The story extends into the 1980s as California country-rock gets edgier and more eclectic. Easy to spot in its case at 100 paces is a ruggedly distressed leather jacket and red neck bandanna that could only belong to Dave Alvin. With his brother Phil, the Alvins formed the magnificently loud Blasters, a band that blended punk, rockabilly, folk and blues as effortlessly as anyone ever did. They share a museum case with Los Lobos, which launched playing traditional Mexican music for weddings. Inspired by other folk-rock scenes, they revved up their energy and became possibly the most Americana of all bands, one that’s still going strong 50 years later. From posters and other artifacts, visitors to Western Edge see how those bands shared stages and media attention with X, Lone Justice and the young Lucinda Williams. Dwight Yoakam sought out the LA magic and wound up opening shows for most of them at the beginning of his rise to retro-country fame. And it’s Yoakam who greets visitors in the exhibit’s opening film with a sermon about the allure of California and its remarkable creative output.

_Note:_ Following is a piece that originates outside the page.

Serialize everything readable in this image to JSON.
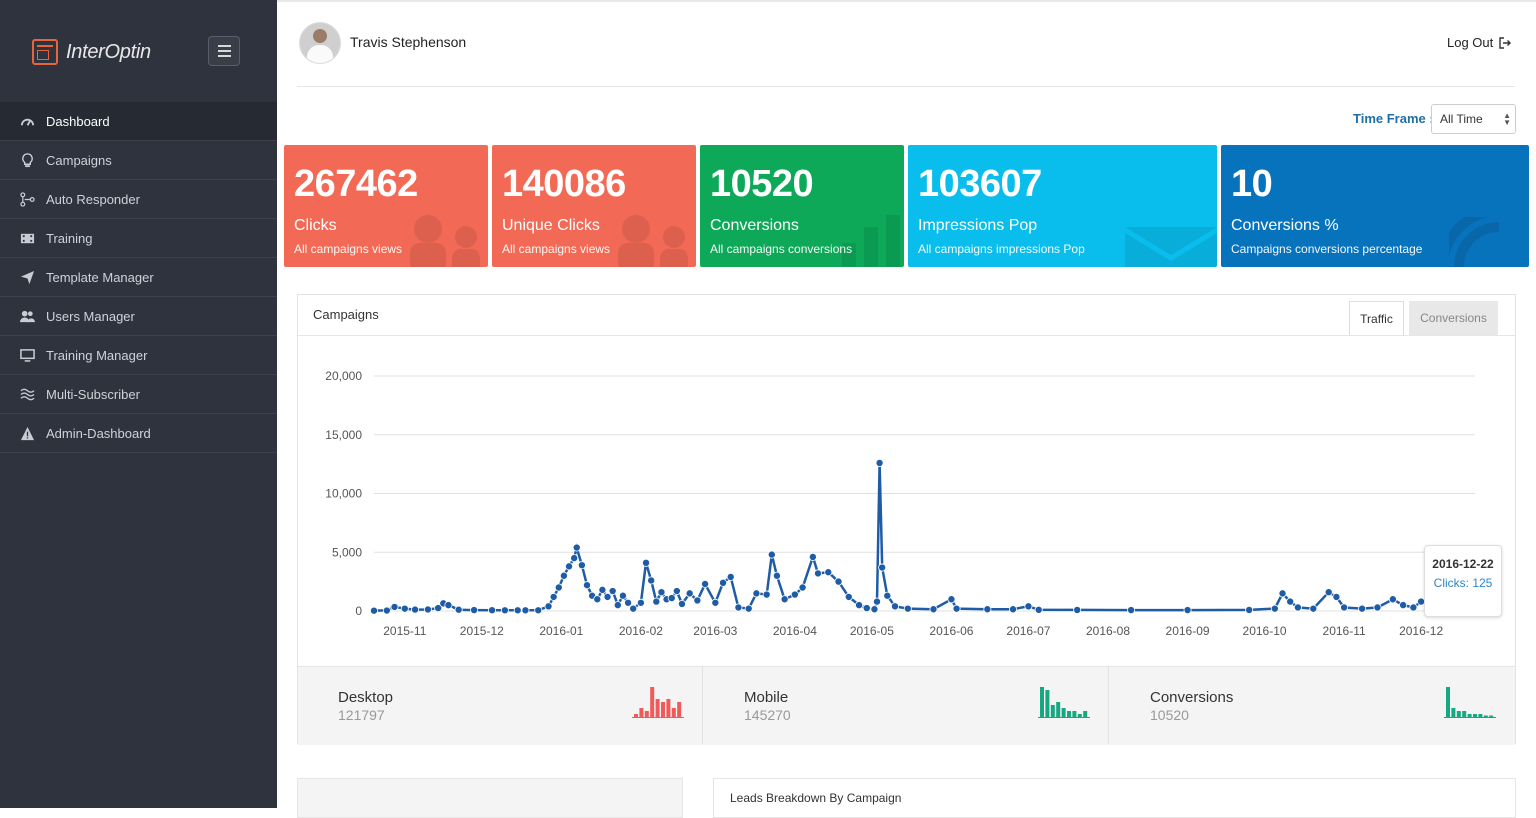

The Americana idea is a broad one, but one could argue that most of the format’s core history can be found in the Western Edge story. It’s where traditional roots music met creative, free bohemians who were more inclined to look to the horizon than back over ground already covered. It's a story of deep artistic achievement but also one of massive commercial success. Of all the exhibits at the Country Music Hall of Fame so far, this one seems like the most likely to shake up the attention of visitors who come in fixated chiefly on today’s commercial scene - possibly inspiring a few country-rockers of tomorrow.